You will be driving I-10 which has lots of service stations and convenience stores along the way. There are also call boxes everywhere if you need them.

I've driven in the desert for decades and modern vehicles have absolutely no problems in the desert. As someone mentioned, the only possible problem will be your tires so make sure you have a good spare and know how to change them.

It's only 300+ miles and you should be able to easily make it on one tank of fuel.


----------



## Yarddog

longknife said:


> You will be driving I-10 which has lots of service stations and convenience stores along the way. There are also call boxes everywhere if you need them.
> 
> I've driven in the desert for decades and modern vehicles have absolutely no problems in the desert. As someone mentioned, the only possible problem will be your tires so make sure you have a good spare and know how to change them.
> 
> It's only 300+ miles and you should be able to easily make it on one tank of fuel.




Probably be a good idea for them to get a start really early before the sun comes up,  miss a big portion of the heat .


----------



## Al Azar

It's autumn.  By the time he reaches the desert it'll be like a summer day in Los Angeles.


----------



## candycorn

You'd have more stress on hilly roads at sea level in cool weather.  To be on the safe side, put a case of water in your trunk, charge your cell in case there is service, let someone know your route ahead of time, pack self-defense items.  The worst thing you could do is try to walk out of the desert if you break down.  Dehydration is a bitch.


----------



## Al Azar

candycorn said:


> You'd have more stress on hilly roads at sea level in cool weather.  To be on the safe side, put a case of water in your trunk, charge your cell in case there is service, let someone know your route ahead of time, pack self-defense items.  The worst thing you could do is try to walk out of the desert if you break down.  Dehydration is a bitch.


True.  Never leave your vehicle on foot.  If people have to come searching for you, they can spot your car pretty easily from the air or roadway.  No so your crazed, wandering carcass. 

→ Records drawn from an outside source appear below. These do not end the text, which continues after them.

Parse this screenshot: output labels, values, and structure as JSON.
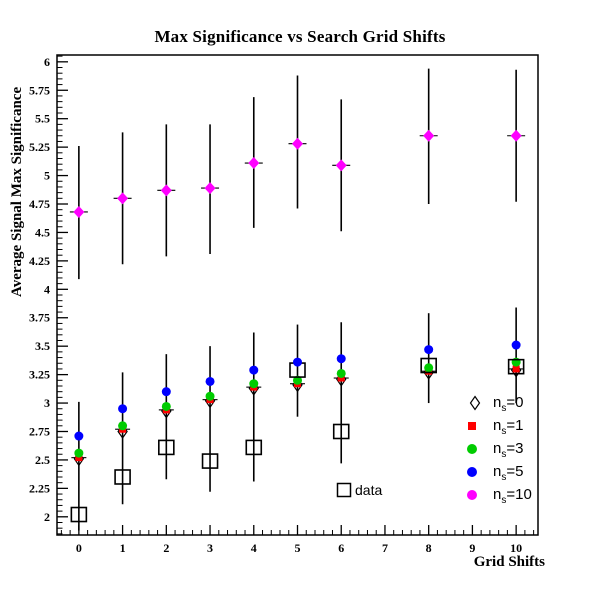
{
  "chart_data": {
    "type": "scatter",
    "title": "Max Significance vs Search Grid Shifts",
    "xlabel": "Grid Shifts",
    "ylabel": "Average Signal Max Significance",
    "xlim": [
      -0.5,
      10.5
    ],
    "ylim": [
      1.84,
      6.06
    ],
    "x_major_ticks": [
      0,
      1,
      2,
      3,
      4,
      5,
      6,
      7,
      8,
      9,
      10
    ],
    "x_minor_step": 0.2,
    "y_major_min": 2,
    "y_major_max": 6,
    "y_major_step": 0.25,
    "y_minor_step": 0.05,
    "grid": false,
    "legend_position": "right-middle",
    "x": [
      0,
      1,
      2,
      3,
      4,
      5,
      6,
      8,
      10
    ],
    "series": [
      {
        "name": "ns0",
        "legend": {
          "prefix": "n",
          "sub": "s",
          "suffix": "=0"
        },
        "marker": "open-diamond",
        "color": "#000000",
        "values": [
          2.51,
          2.75,
          2.93,
          3.02,
          3.13,
          3.16,
          3.21,
          3.27,
          3.29
        ]
      },
      {
        "name": "ns1",
        "legend": {
          "prefix": "n",
          "sub": "s",
          "suffix": "=1"
        },
        "marker": "square",
        "color": "#ff0000",
        "values": [
          2.52,
          2.77,
          2.94,
          3.03,
          3.14,
          3.17,
          3.22,
          3.28,
          3.3
        ]
      },
      {
        "name": "ns3",
        "legend": {
          "prefix": "n",
          "sub": "s",
          "suffix": "=3"
        },
        "marker": "circle",
        "color": "#00cc00",
        "values": [
          2.56,
          2.8,
          2.97,
          3.06,
          3.17,
          3.2,
          3.26,
          3.31,
          3.36
        ]
      },
      {
        "name": "ns5",
        "legend": {
          "prefix": "n",
          "sub": "s",
          "suffix": "=5"
        },
        "marker": "circle",
        "color": "#0000ff",
        "values": [
          2.71,
          2.95,
          3.1,
          3.19,
          3.29,
          3.36,
          3.39,
          3.47,
          3.51
        ]
      },
      {
        "name": "ns10",
        "legend": {
          "prefix": "n",
          "sub": "s",
          "suffix": "=10"
        },
        "marker": "diamond",
        "color": "#ff00ff",
        "values": [
          4.68,
          4.8,
          4.87,
          4.89,
          5.11,
          5.28,
          5.09,
          5.35,
          5.35
        ],
        "err_top": [
          5.26,
          5.38,
          5.45,
          5.45,
          5.69,
          5.88,
          5.67,
          5.94,
          5.93
        ],
        "err_bottom": [
          4.09,
          4.22,
          4.29,
          4.31,
          4.54,
          4.71,
          4.51,
          4.75,
          4.77
        ]
      },
      {
        "name": "data",
        "legend_text": "data",
        "marker": "open-square",
        "color": "#000000",
        "values": [
          2.02,
          2.35,
          2.61,
          2.49,
          2.61,
          3.29,
          2.75,
          3.33,
          3.32
        ]
      }
    ],
    "cluster_error": {
      "top": [
        3.01,
        3.27,
        3.43,
        3.5,
        3.62,
        3.69,
        3.71,
        3.79,
        3.84
      ],
      "bottom": [
        1.88,
        2.11,
        2.33,
        2.22,
        2.31,
        2.88,
        2.47,
        3.0,
        3.0
      ]
    }
  }
}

But you're not likely to be driving off into the desert anyway.  Stick to the interstate and federal highways and your only concern should be the inconvenience of a mechanical breakdown away from home.  If you do break down and someone stops and offers you a ride, decline and ask them to call the Highway Patrol for you.  Don't go with them.


----------



## Ringel05

Al Azar said:


> candycorn said:
> 
> 
> 
> You'd have more stress on hilly roads at sea level in cool weather.  To be on the safe side, put a case of water in your trunk, charge your cell in case there is service, let someone know your route ahead of time, pack self-defense items.  The worst thing you could do is try to walk out of the desert if you break down.  Dehydration is a bitch.
> 
> 
> 
> True.  Never leave your vehicle on foot.  If people have to come searching for you, they can spot your car pretty easily from the air or roadway.  No so your crazed, wandering carcass.
> 
> But you're not likely to be driving off into the desert anyway.  Stick to the interstate and federal highways and your only concern should be the inconvenience of a mechanical breakdown away from home.  If you do break down and someone stops and offers you a ride, decline and ask them to call the Highway Patrol for you.  Don't go with them.
Click to expand...

As long as ya got ole Bessie then you can walk to your heart's content.........


----------